The rest of this paper is organized as follows. Related works are summarized in "Related works". Section "Methodology" describes the problem formalization, the theory and the implementation of the model. The details regarding experiment settings and the design are illustrated in "Experiment settings". "Results" section displays experiment results, and then we discuss the results in "Discussion". Finally, a conclusion is drawn in section "Conclusion".

Related works

Sampling-based approaches

Oversampling techniques and under-sampling techniques are used to handle the classification issue of imbalanced data. For example, the AB-Smote method [13]-based oversampling gains good classified results via paying more attention to boundary points. Neighborhood approach [14]-based under-sampling gain the advanced results through finding the nearest neighbor points. Similarly, the under-sampling approach implemented in [15]. Generally, sampling approaches need to generate the data points in minority classes or to remove the data points in majority classes. Considering binary classification, the number of points after sampling is twice in that of points in the minority class (i.e., under-sampling) or in the majority classes (i.e., oversampling) [4]. Consequently, sampling methods are prone to gain high classification accuracy, by contrary, they get poor efficiency in treating large-scale classification.

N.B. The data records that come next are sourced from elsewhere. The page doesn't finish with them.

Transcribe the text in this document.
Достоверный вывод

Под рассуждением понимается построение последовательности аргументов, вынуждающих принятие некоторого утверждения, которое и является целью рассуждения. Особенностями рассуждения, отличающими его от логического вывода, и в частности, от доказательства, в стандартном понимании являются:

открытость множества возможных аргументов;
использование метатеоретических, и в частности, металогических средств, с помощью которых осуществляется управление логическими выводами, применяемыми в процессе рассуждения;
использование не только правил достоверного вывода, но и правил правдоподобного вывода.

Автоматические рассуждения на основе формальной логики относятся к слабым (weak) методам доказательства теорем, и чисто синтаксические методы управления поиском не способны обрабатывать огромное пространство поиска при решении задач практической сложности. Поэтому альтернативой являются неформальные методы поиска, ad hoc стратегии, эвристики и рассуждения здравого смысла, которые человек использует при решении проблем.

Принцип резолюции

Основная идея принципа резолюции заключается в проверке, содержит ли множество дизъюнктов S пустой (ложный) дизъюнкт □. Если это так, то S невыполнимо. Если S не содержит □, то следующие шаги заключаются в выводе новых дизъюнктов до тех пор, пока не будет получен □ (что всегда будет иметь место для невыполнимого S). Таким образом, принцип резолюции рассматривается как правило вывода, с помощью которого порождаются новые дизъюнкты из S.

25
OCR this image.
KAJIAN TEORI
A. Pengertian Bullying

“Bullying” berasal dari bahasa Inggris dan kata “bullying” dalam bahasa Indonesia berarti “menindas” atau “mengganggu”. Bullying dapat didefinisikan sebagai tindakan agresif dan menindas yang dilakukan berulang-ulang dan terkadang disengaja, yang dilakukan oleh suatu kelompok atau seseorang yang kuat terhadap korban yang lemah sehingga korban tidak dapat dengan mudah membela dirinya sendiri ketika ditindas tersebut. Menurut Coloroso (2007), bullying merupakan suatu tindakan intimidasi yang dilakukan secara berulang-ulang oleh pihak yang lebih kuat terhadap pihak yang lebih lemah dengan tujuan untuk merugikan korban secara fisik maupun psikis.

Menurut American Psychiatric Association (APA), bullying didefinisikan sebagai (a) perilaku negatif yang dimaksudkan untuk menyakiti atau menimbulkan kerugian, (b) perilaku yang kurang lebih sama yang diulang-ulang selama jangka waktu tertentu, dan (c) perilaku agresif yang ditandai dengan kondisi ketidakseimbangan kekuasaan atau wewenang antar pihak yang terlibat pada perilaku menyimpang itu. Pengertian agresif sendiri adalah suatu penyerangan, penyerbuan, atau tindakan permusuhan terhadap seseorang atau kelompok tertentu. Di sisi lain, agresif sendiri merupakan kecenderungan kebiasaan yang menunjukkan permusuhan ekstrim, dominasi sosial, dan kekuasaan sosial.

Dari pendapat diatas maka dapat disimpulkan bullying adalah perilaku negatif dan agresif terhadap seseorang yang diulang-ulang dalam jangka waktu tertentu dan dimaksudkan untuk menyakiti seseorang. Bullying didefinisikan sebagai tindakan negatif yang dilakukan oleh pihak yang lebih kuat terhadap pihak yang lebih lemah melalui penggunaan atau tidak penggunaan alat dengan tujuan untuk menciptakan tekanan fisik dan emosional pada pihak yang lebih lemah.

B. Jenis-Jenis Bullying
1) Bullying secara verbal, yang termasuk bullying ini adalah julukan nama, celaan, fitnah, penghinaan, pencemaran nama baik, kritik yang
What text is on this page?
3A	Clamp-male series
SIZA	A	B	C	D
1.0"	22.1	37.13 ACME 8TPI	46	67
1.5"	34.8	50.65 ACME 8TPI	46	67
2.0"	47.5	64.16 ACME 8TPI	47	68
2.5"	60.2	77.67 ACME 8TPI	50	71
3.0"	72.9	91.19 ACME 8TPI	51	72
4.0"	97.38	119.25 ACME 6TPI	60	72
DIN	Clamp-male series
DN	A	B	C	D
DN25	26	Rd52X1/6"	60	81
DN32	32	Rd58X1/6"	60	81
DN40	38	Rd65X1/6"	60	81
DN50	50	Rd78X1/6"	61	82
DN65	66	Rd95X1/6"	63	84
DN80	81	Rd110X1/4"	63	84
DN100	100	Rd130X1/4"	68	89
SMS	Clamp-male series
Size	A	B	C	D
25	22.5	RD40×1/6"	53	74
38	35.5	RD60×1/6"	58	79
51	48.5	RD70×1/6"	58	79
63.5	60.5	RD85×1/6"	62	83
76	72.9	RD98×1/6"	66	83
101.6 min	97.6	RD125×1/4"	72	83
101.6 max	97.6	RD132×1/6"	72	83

Label noise-based approaches

The [16] defines that label noise is these points with incorrect labels. For instance, the MadaBoost [17], AveBoost [18] and AveBoost2 [18] are proposed to reduce the sensitivity of boosting to label noise, which improve classification results in the presence of label noise. Similarly, including the A-Boost (average boosting) [19]. Additionally, the method-based semi-supervised learning in [20] is proposed to perform semi-supervised learning in the presence of label noise. Indeed, label noise-based approaches are sensitive to the density of labels so that the number of labels directly impacts their classification capabilities.

Deep learning-based approaches

Deep learning-based classification models have moved from theory to practice, and have been widely used in data classification, for example, the CNNs (convolutional neural networks) [21] are used for classification tasks and gain good classified precision. Deep architectures not only extract deeper representations of the input data by utilizing deep nonlinear network structures, but also have strong capabilities to learn the essential features of the input data. Therefore, many excellent deep learning-based classification models have been proposed for different application backgrounds, such as, the CNN using 3D convolution kernel [22], and the deep models proposed in [23]. Deep learning-based classification models may involve complex feature decomposition in the classification process [24, 25], which need to carry out more efforts on feature decomposition. As including, these classification models in [26,27,28].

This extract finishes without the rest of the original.